Kubis calls for dialogue on peace
KABUL (PAN): The United Nations, supporting talks on stabilising Afghanistan, has hoped mutually accepted modalities for the dialogue on peace and reconciliation can be swiftly agreed and implemented.
UN Secretary-General’s Special Representative Jan Kubiš said the impression he gathered from a swing through the region that a political solution would be the key to sustainable peace and economic prosperity in Afghanistan.
Briefing the Security Council on the work of the UN Assistance Mission in Afghanistan (UNAMA) on Thursday, he said: “Most immediately for Afghanistan this means elections resulting in a legitimate and peaceful transfer of power…”
According to a statement from UNAMA, the top UN diplomat called for early dialogue on peace and reconciliation, as it was stressed in many of his discussions with leaders of neighboring countries.
Calling narcotics a key problem, Kubis said he was extremely concerned at assessments that this year would see a significant rise in opium cultivation and a continuing drop in “poppy-free” provinces.
He cited Afghans' "exuberant" display of national unity and pride at their team’s victory in a regional football championship as a "welcome sign" on the gradual path to normalcy.
"There is clear progress in vital elements underpinning Afghanistan's transition processes. At the same time, challenges persist in the security and narcotics sectors in particular," he said.
Afghan security forces’ capabilities were not yet fully developed, even though the army and police had shown courage in rising to the challenge of security transition, the UNAMA head observed
On the political front, he stressed a stable leadership transition through next year's elections was significant, with candidates articulating clear visions and avoiding appeals to narrow ethnic or factional interests on a level playing field.
He welcomed the initial positive signals and engagements from the new leaders in Iran and Pakistan, saying the Afghan leader’s visit to Islamabad was of particular significance. “A new tone in relations seems to be emerging, narrowing the trust deficit.”

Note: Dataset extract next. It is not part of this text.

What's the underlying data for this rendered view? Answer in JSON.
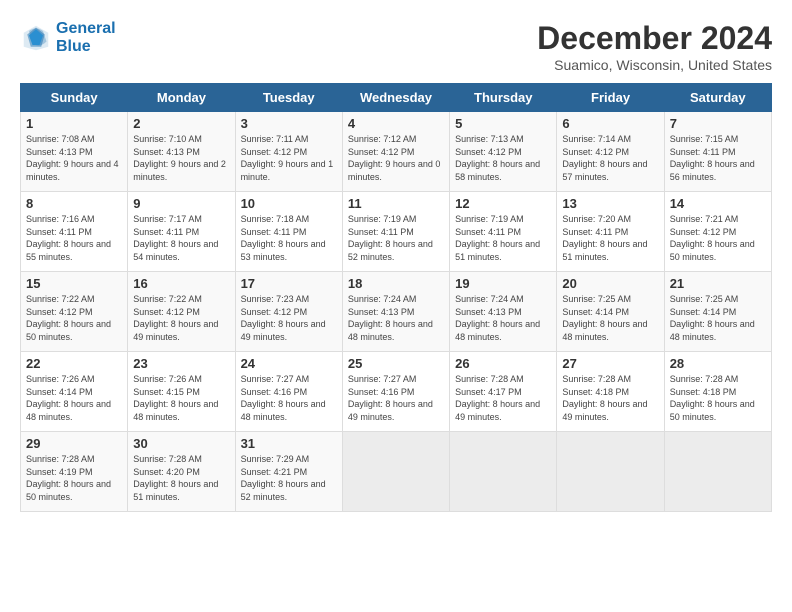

He viewed the rise in civilian casualties with deep concern, blaming the insurgents and criminal gangs for the vast majority of such attacks. Targeted killings of civilians and the use of improvised explosive devices were increasingly frequent tactics, he noted.
“The Taliban movement continues to assert in public statements that anyone associated with the government, or seen to support it, constitutes a target. This includes educators, judicial officials and civil servants in clear violation of international humanitarian law.”